In the first part of these operational tips for data analysis, we discussed the importance of avoiding the wow-effect traps, the necessity of cleaning the data, and investing time to properly prepare for analysis by following a methodological approach that involves explaining the file we will analyse with the help of AI.

Now, let's see how to proceed in a more advanced way.

Every AI requires learning

In the examples I provide, I chose ChatGPT because it is the tool I have been using frequently from the beginning, and it is the one I know best. If you prefer Claude, Gemini, or others, it is important to remember that each model has its learning curve. The time you invest in understanding what works and what doesn't with each chatbot will pay off in terms of time savings and efficiency, but only after a while.

However, if you decide to switch chatbots, you will likely need to start over, though with some additional knowledge. In other words, a prompt that works for ChatGPT may not work the same way for Gemini, for example.

Generative artificial intelligences (AIs) promise to become important tools for journalists and publishers. These technologies shine particularly in analysing data, evaluating survey responses, and dissecting comments and sentiments on various topics.

Working on open answers

What we are about to see is a process that can be replicated whenever we need to analyse text in natural language for which sentiment analysis, an overview of written content, summary work, or clustering responses might be useful.

To begin, we need to “prepare” the chatbot as usual. I continue to work with ChatGPT: feel free to use the chatbot you prefer, using the same method.

For convenience, I work on a CSV that contains only the two columns of open responses to start with. I could work on the complex file, but I prefer to proceed in an orderly fashion. I also preferred to translate the responses I obtained into English for various reasons: it is more useful for this article, and ChatGPT's performance in English is still better than in Italian.

The first thing to do is to remind ChatGPT what is in the responses we are analysing and what we expect to obtain. I will work with the same case of study of the first part of this guide, for consistency and practical reasons: a survey about an event on generative AIs.

For example:

Prompt: These are the open responses from a survey conducted among participants at an event. The question is: |What doubts do you still have? Write any questions you want about generative AIs. I will use them to build a useful information archive.” The responses may be in natural language and contain punctuation and stop words. Analyse the responses and categorise them into sets.
Classification examples:
“How to use them practically” → Practical training requests
“How to save creativity from the AI threat” → Concerns
“Who handles the models and algorithms that train the AI?” → Foundational questions
“How to really use the many AI programs?” → Orientation
“Will I still have a job?” → Concerns
“Copyright and intellectual properties” → Legal issues

As you can see, I need to provide the AI with some classification examples. This way, I guide it towards the type of output I expect to obtain.

Output

You will notice a lot of “Others,” since it’s necessary to push the AI to go deeper.

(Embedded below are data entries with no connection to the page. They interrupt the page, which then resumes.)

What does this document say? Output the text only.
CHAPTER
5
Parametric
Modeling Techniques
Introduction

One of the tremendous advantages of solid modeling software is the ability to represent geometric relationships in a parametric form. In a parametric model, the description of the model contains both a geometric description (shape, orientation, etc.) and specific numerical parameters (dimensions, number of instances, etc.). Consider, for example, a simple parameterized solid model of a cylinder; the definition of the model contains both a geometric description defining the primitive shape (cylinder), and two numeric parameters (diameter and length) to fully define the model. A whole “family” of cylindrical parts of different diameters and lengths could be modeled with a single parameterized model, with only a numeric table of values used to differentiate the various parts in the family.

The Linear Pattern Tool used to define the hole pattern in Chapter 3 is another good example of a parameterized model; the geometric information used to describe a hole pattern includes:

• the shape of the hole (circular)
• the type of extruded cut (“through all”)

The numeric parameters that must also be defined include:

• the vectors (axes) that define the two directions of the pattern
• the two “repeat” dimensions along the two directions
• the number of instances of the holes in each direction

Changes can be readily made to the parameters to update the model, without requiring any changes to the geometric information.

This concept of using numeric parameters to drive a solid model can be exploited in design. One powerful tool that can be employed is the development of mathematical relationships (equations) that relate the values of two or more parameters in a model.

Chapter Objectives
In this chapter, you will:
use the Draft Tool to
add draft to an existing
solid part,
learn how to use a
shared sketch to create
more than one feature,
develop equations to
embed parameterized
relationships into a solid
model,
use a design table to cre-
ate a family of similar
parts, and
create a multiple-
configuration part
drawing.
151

For example, like this: “When you find 'no', 'no doubt', 'all clear' and similar, category: 'No doubts.' Find and propose categories for the 'others' classification.”

Output and prompt

As you can see, the AI makes suggestions. In this case, I decided to accept them all (I am always in charge, never the machines!).

Output

The category “Others” is still too numerous.

This is normal: it’s not a failure of the AI, nor mine. The working relationship is like a dialogue with semi-finished products. At first, it requires more time, but the time savings become increasingly evident as you become more skilled.

So, here is the new prompt. ChatGPT needs a few more examples.

Prompt: “Let's take the 'Others' category and break it down into other categories.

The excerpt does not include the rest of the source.